9 November 2011

The amazing truth about organic food

Andy Wimbush

David Boyle

nef fellow

New research from Pennsylvania makes an impressive case.

Organic food has taken a battering in recent years. The recession has undermined their extraordinary growth. The big food producers have organised a huge lobbying campaign against the benefits of organics. There is a continuing and quite wrong assumption that agricultural systems need to be big to feed a growing world population.

But as it turns out, this is not the case.

The biggest study ever carried out comparing organic food to conventional food has just been finished by the Rodale Institute in Pennsylvania, and the results are pretty explosive.

On nearly every count – on cost, resilience and energy – organics come out superior to conventional agriculture.
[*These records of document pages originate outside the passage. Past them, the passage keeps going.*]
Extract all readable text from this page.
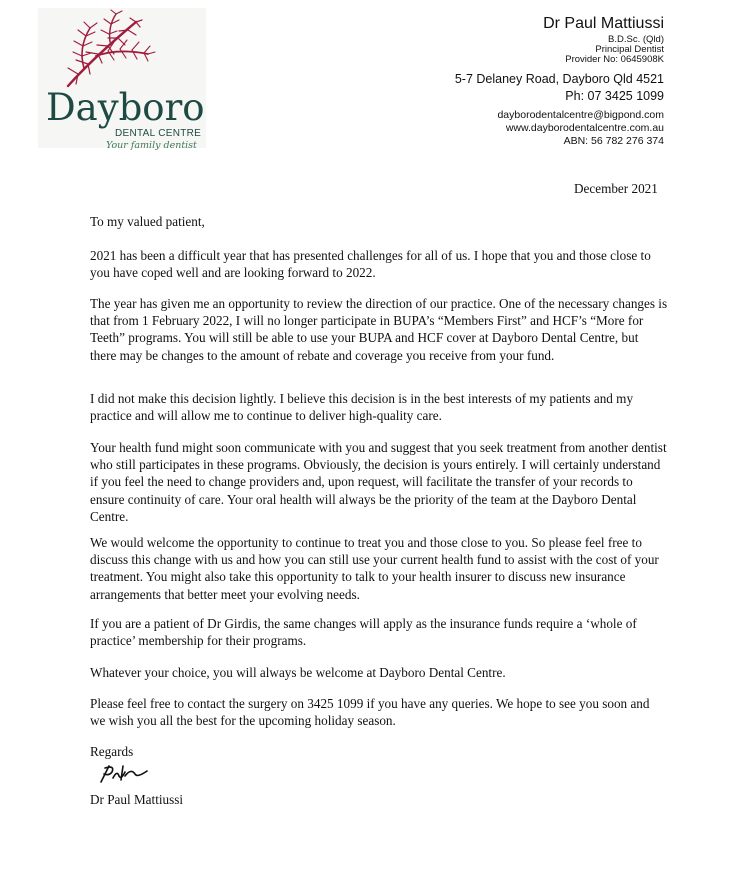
Dayboro
DENTAL CENTRE
Your family dentist
Dr Paul Mattiussi
B.D.Sc. (Qld)
Principal Dentist
Provider No: 0645908K
5-7 Delaney Road, Dayboro Qld 4521
Ph: 07 3425 1099
dayborodentalcentre@bigpond.com
www.dayborodentalcentre.com.au
ABN: 56 782 276 374
December 2021

To my valued patient,

2021 has been a difficult year that has presented challenges for all of us. I hope that you and those close to you have coped well and are looking forward to 2022.

The year has given me an opportunity to review the direction of our practice. One of the necessary changes is that from 1 February 2022, I will no longer participate in BUPA’s “Members First” and HCF’s “More for Teeth” programs. You will still be able to use your BUPA and HCF cover at Dayboro Dental Centre, but there may be changes to the amount of rebate and coverage you receive from your fund.

I did not make this decision lightly. I believe this decision is in the best interests of my patients and my practice and will allow me to continue to deliver high-quality care.

Your health fund might soon communicate with you and suggest that you seek treatment from another dentist who still participates in these programs. Obviously, the decision is yours entirely. I will certainly understand if you feel the need to change providers and, upon request, will facilitate the transfer of your records to ensure continuity of care. Your oral health will always be the priority of the team at the Dayboro Dental Centre.

We would welcome the opportunity to continue to treat you and those close to you. So please feel free to discuss this change with us and how you can still use your current health fund to assist with the cost of your treatment. You might also take this opportunity to talk to your health insurer to discuss new insurance arrangements that better meet your evolving needs.

If you are a patient of Dr Girdis, the same changes will apply as the insurance funds require a ‘whole of practice’ membership for their programs.

Whatever your choice, you will always be welcome at Dayboro Dental Centre.

Please feel free to contact the surgery on 3425 1099 if you have any queries. We hope to see you soon and we wish you all the best for the upcoming holiday season.

Regards

Dr Paul Mattiussi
  • Organic systems used 45 per cent less energy than conventional.
  • Production efficiency was 28 per cent higher in the organic systems.
  • Soil health in the organic systems increased over time while the conventional systems remain essentially unchanged.
  • Organic fields increased groundwater recharge and reduced run-off.  Rather than running off the surface and taking soil with it, rainwater recharged groundwater reserves in the organic systems, with minimal erosion.

This complements one of the most important recent findings from a new economics point of view: that organic farming also helps sustain rural communities by creating more jobs - organic farms create 30 per cent more jobs per hectare than non-organic.